In this profession, it is easy to be tempted to make more money. So, Imelda tries to follow the indications about when to, or when not to, perform certain procedures. Having the diagnostic procedures for gastroenterologists readily available, she can easily order one without the proper indications.
However, what matters to her is to live as a Christian in her medical practice so that at the end of the day, she can tell Jesus, “I did everything for You in each person I encountered.” Recently, she had a patient referred to her for management. The doctor who referred her expected Imelda to do two procedures. However, she saw that only one procedure was enough, because it could address all his symptoms.
It would have been possible though to do both procedures so as to earn more, but then she would have become more of a technician than a real physician. She declares, “Instead, living as a Christian keeps me grounded to what is essential.”

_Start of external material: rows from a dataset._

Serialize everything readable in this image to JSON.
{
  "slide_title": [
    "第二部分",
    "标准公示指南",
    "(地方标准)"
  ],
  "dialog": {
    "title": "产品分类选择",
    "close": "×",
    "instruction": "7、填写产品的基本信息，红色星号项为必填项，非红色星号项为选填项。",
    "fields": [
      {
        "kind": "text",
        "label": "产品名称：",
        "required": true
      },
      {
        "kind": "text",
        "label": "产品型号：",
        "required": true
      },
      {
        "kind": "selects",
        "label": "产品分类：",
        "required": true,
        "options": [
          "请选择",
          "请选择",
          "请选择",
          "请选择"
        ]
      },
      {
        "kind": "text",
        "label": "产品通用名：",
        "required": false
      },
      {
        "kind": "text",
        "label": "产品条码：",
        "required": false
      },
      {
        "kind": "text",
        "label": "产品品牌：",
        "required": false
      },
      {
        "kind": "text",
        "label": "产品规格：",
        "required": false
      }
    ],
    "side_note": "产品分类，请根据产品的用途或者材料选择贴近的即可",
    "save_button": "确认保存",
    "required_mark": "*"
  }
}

Imelda also volunteers her services for free in a government hospital, exploring ways to expand these services in order that many patients can benefit from them. She shares, “It is also a chance to teach the medical residents there the ropes of the trade. For these past months, we have conducted some activities for the benefit of patients who cannot afford to pay. We also provided free hepatitis screening for all the hospital staff. With these small efforts, I hope that God may strengthen this urge to serve him in more hearts, so as to spread his Kingdom in the society we live.”